Pseudo-labeling SSL simplified for HW2


Last modified: 2024-10-10 16:12

Background

Pseudo-labeling for deep SSL goes back at least to Lee et al.'s workshop paper in 2013. Here, we will consider the "Curriculum Pseudo-labeling" method proposed by Cascante-Bonilla et al. (AAAI 2021). You can find concise pseudocode for their original approach in Alg. 1 of that paper.

Here, we develop a simplified version of Curriculum Pseudo-labeling for our two half moons dataset in HW2.

This procedure is a very easy way to do semi-supervised learning without needing a dedicated SSL training procedure, we just reuse the existing supervised training procedure.

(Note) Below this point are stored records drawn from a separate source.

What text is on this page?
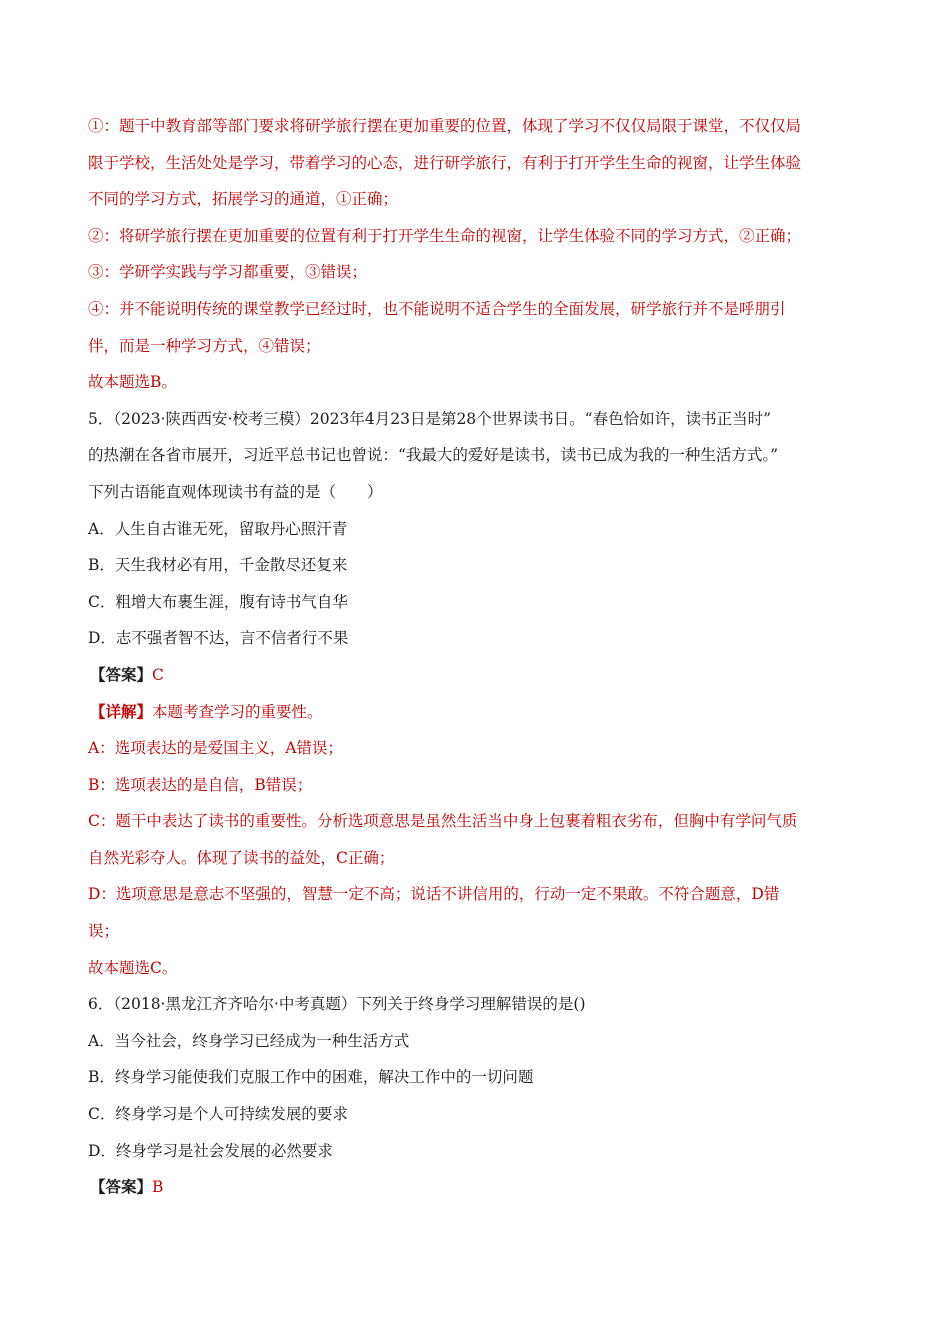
①：题干中教育部等部门要求将研学旅行摆在更加重要的位置，体现了学习不仅仅局限于课堂，不仅仅局
限于学校，生活处处是学习，带着学习的心态，进行研学旅行，有利于打开学生生命的视窗，让学生体验
不同的学习方式，拓展学习的通道，①正确；
②：将研学旅行摆在更加重要的位置有利于打开学生生命的视窗，让学生体验不同的学习方式，②正确；
③：学研学实践与学习都重要，③错误；
④：并不能说明传统的课堂教学已经过时，也不能说明不适合学生的全面发展，研学旅行并不是呼朋引
伴，而是一种学习方式，④错误；
故本题选B。
5．（2023·陕西西安·校考三模）2023年4月23日是第28个世界读书日。“春色恰如许，读书正当时”
的热潮在各省市展开，习近平总书记也曾说：“我最大的爱好是读书，读书已成为我的一种生活方式。”
下列古语能直观体现读书有益的是（　　）
A．人生自古谁无死，留取丹心照汗青
B．天生我材必有用，千金散尽还复来
C．粗增大布裹生涯，腹有诗书气自华
D．志不强者智不达，言不信者行不果
【答案】C
【详解】本题考查学习的重要性。
A：选项表达的是爱国主义，A错误；
B：选项表达的是自信，B错误；
C：题干中表达了读书的重要性。分析选项意思是虽然生活当中身上包裹着粗衣劣布，但胸中有学问气质
自然光彩夺人。体现了读书的益处，C正确；
D：选项意思是意志不坚强的，智慧一定不高；说话不讲信用的，行动一定不果敢。不符合题意，D错
误；
故本题选C。
6．（2018·黑龙江齐齐哈尔·中考真题）下列关于终身学习理解错误的是()
A．当今社会，终身学习已经成为一种生活方式
B．终身学习能使我们克服工作中的困难，解决工作中的一切问题
C．终身学习是个人可持续发展的要求
D．终身学习是社会发展的必然要求
【答案】B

Pseudocode: Curriculum Pseudo-labeling for semi-supervised learning

Inputs:

  • N : num labeled instances in dataset for training
  • U : num unlabeled instances in dataset for training
  • F : num feature dimensions in raw input
  • x_NF (\(X^L\)) : feature-vectors for labeled set, as tensor of shape (N,F)
  • y_N (\(Y^L\)) : class labels for labeled set, as tensor of shape (N,)
  • xunlab_UF (\(X^U\)) : feature vectors for unlabeled set, as tensor of shape (U,F)

Return Values:

  • model (\(\theta\)) : Parameters of neural net classifier

Procedure:

 
    # Initialization: Fit model to labeled-set-only

          \(\theta \gets \text{TrainSuper}(X^L, Y^L)\)

 
    # Two-phase curriculum with pseudo-labels 

         for quartile-threshold \(\kappa\) in [0.5, 0.25]:
                 \(\hat{X}, \hat{Y} \gets \text{MakePseudoLabelForMostConfidentFraction}(X^U, \theta, \kappa)\)
                 \(\theta \gets \text{TrainSuper}(X^L \cup \hat{X}, Y^L \cup \hat{Y})\)

Here, \(\kappa\) is the desired quartile at which we want to threshold to decide which instances we keep and which we discard. Setting \(\kappa=0.5\) would retain the top 50% most confident predictions of each class. Setting \(\kappa=0.2\) would retain the top 80%.

Key differences from the original paper

  • We are using just two phases, not five as they recommend. Mostly just to save training time.
  • When building the pseudolabeled subset for a given \(\kappa\), we found that determining a separate probability threshold for each class was useful, especially if one class has much higher probabilities than another.